IE6 encountered the Peek-a-boo Bug. On certain pages, text next to a floated image would not appear. IE7 encountered another disappearing content bug, in which the floated image itself would stop displaying below any line with italics. (What is it with IE7 and weird problems with italics?) It turned out both could be fixed by setting width or height on the article DIV, instead of letting it take the size of the container (which includes the footer), so I just made it 97% (since 100% confused IE6 even more) and had done with it.

Finally, I’ve added some enhancements for certain browsers using experimental CSS3 features. People visiting with Firefox or other Gecko-based browsers will see rounded corners on the tabs (it looks much better than the square-cornered version, but isn’t necessary), along with people using nightly releases of Webkit (with any luck, the feature will be in the next version of Safari). Really neat was box-shadow, so far only in Webkit. I was finally able to add the drop-shadows to the article and sidebar the way I wanted to back in my last redesign in 2002! I’m looking forward to seeing other browsers implement it.

4 thoughts on “Thoughts from a Redesign

  1. I won’t act like I understood all of that, but it was still interesting.

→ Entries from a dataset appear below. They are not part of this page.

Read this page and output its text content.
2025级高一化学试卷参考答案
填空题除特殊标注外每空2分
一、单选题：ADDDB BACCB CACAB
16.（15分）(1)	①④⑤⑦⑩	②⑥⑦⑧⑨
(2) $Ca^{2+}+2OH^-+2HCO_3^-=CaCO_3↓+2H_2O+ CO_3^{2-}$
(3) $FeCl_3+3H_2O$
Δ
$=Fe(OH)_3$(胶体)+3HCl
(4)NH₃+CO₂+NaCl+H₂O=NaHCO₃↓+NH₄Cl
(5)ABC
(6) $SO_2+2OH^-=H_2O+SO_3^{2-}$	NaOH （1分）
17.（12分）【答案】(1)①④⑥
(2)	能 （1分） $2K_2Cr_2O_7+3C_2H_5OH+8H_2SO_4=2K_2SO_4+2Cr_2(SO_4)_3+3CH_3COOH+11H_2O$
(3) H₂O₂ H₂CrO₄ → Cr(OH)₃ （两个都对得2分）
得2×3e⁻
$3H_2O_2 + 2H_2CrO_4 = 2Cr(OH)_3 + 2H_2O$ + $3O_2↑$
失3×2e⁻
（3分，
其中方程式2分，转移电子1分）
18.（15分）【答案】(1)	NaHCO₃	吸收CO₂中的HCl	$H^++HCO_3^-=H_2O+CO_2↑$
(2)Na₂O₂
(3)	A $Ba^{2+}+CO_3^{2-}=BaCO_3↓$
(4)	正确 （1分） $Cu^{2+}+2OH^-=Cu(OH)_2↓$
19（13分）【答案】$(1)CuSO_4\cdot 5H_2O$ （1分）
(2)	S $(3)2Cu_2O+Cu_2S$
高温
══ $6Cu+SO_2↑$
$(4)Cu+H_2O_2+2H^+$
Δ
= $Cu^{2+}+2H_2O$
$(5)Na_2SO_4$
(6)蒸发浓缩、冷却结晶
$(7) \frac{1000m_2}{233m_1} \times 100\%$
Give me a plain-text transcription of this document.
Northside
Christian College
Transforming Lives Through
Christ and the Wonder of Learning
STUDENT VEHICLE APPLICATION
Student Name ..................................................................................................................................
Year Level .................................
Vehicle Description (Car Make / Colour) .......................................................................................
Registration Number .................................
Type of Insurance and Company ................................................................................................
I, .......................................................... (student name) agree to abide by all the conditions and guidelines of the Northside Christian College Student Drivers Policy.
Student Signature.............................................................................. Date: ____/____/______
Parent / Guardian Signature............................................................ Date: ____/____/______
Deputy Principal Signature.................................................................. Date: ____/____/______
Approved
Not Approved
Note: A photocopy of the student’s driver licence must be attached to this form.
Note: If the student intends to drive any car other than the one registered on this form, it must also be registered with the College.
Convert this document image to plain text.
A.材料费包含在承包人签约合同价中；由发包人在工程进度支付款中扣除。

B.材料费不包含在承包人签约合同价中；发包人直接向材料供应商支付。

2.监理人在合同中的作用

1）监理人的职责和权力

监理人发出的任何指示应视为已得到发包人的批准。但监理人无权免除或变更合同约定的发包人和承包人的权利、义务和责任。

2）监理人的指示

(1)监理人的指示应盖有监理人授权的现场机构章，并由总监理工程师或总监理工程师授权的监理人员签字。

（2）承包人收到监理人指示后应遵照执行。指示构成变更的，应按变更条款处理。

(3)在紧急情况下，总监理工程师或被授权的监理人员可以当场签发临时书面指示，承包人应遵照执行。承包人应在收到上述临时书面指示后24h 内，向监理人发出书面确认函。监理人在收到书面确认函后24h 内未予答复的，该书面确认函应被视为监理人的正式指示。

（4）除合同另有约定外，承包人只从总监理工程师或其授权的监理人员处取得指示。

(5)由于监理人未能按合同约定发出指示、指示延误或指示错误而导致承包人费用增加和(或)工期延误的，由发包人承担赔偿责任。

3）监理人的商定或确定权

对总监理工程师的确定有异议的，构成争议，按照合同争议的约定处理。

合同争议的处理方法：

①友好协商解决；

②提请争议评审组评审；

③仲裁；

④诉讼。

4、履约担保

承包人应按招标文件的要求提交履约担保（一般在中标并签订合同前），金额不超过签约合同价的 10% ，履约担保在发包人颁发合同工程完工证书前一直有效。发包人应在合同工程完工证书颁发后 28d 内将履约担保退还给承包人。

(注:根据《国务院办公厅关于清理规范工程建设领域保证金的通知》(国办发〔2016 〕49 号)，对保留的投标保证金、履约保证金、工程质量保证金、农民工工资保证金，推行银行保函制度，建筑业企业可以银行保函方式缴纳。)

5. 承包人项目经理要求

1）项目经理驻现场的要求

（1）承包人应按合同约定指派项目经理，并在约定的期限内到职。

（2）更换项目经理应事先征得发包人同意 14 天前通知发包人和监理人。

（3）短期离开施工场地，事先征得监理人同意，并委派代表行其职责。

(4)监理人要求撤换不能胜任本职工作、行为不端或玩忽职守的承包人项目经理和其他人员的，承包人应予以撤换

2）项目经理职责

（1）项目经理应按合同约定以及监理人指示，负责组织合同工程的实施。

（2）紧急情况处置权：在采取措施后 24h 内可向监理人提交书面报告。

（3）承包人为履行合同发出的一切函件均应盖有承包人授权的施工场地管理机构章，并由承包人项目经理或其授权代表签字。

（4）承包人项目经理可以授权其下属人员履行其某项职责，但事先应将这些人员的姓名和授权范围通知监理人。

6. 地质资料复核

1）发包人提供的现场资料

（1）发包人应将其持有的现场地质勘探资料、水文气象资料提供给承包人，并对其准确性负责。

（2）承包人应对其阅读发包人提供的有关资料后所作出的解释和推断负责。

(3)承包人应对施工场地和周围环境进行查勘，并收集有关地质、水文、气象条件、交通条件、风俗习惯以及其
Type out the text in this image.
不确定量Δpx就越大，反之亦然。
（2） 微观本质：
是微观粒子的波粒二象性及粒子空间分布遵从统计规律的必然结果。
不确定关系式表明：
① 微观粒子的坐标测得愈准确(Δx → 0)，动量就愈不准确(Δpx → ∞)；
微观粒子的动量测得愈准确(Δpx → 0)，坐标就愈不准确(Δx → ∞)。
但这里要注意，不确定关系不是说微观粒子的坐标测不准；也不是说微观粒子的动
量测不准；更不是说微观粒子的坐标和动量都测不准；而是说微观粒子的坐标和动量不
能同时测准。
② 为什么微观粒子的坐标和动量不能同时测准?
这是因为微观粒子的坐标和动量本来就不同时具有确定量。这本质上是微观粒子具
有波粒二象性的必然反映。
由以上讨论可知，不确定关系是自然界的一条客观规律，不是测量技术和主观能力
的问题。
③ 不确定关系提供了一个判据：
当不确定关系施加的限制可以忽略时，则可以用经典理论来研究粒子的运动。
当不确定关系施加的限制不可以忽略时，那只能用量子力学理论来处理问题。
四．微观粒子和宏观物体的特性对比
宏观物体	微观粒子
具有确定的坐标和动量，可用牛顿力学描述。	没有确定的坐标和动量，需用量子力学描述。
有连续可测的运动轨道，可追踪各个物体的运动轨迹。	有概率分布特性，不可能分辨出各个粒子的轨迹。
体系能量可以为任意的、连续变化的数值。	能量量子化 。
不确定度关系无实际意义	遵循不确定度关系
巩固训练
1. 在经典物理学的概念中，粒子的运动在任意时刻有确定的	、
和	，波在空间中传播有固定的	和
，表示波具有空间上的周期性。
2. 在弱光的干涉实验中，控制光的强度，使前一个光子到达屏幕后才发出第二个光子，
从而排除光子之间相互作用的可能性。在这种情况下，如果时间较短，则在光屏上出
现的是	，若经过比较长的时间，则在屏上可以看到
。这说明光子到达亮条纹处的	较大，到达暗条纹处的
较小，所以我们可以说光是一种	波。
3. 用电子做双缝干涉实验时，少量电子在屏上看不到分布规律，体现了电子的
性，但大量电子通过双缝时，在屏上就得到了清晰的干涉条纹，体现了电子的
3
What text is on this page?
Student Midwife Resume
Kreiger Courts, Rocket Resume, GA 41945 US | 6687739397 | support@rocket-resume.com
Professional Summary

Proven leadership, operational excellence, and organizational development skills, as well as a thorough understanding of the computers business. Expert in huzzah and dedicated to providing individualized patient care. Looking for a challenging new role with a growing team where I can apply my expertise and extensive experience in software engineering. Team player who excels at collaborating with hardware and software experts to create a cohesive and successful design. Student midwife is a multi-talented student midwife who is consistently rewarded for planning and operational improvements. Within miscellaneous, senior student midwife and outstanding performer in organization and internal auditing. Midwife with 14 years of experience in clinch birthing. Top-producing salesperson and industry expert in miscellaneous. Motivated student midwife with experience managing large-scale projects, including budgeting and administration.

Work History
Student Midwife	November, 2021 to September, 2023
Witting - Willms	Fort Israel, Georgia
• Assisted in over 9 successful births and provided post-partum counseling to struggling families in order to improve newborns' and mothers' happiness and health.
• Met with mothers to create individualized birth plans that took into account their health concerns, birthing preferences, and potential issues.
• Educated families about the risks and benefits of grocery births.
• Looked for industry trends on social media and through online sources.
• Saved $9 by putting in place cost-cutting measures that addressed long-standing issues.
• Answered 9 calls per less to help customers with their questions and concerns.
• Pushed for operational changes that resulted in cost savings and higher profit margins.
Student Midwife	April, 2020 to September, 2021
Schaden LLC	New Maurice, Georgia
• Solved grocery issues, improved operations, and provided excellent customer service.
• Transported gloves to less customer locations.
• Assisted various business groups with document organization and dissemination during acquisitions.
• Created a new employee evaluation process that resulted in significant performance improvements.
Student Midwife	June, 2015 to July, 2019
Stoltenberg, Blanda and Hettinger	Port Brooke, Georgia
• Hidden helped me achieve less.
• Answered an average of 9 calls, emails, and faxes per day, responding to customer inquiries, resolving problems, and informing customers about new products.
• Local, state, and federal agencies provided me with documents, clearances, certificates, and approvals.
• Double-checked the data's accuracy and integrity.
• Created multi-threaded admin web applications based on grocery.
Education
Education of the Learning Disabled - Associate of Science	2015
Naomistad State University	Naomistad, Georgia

    I didn’t realize how deep this stuff got (although I should’ve) until you and another member of the discussion group started talking about different imaging options.

    Neat stuff. Maybe, with a bit more exposure, I’ll decide to stick my foot into the pool.

  2. It’s layered.

    It’s possible to wade in a bit, and put together a perfectly serviceable site. It’s also possible to get more involved in optimizing performance, making the site easier to use, making sure it works on devices other than a standard computer (handhelds, for instance, or phones, or computers with screen readers for blind users). And of course, the more complicated the design, the more testing needs to be done across different browsers, because none of them cover 100% and each has its own bugs.

    I’ve just been at this so long (started as a hobby in college, and turned into a job) that some of the deeper layers are second nature.

  3. Impressive stuff.

    By the way, yours was one of the first sites I ever discovered on “that internet thing” all those years, ago. I’m sure I’m not the only one, but Those Who Ride the Lightning was kinda like my introduction to the online world.

    You also put up with a somewhat over-eager west3boy who was starved for people to chat with about The Flash.

    So, in case I haven’t said it before: “Thanks.”

    We now return you to your regularly-scheduled blogging experience.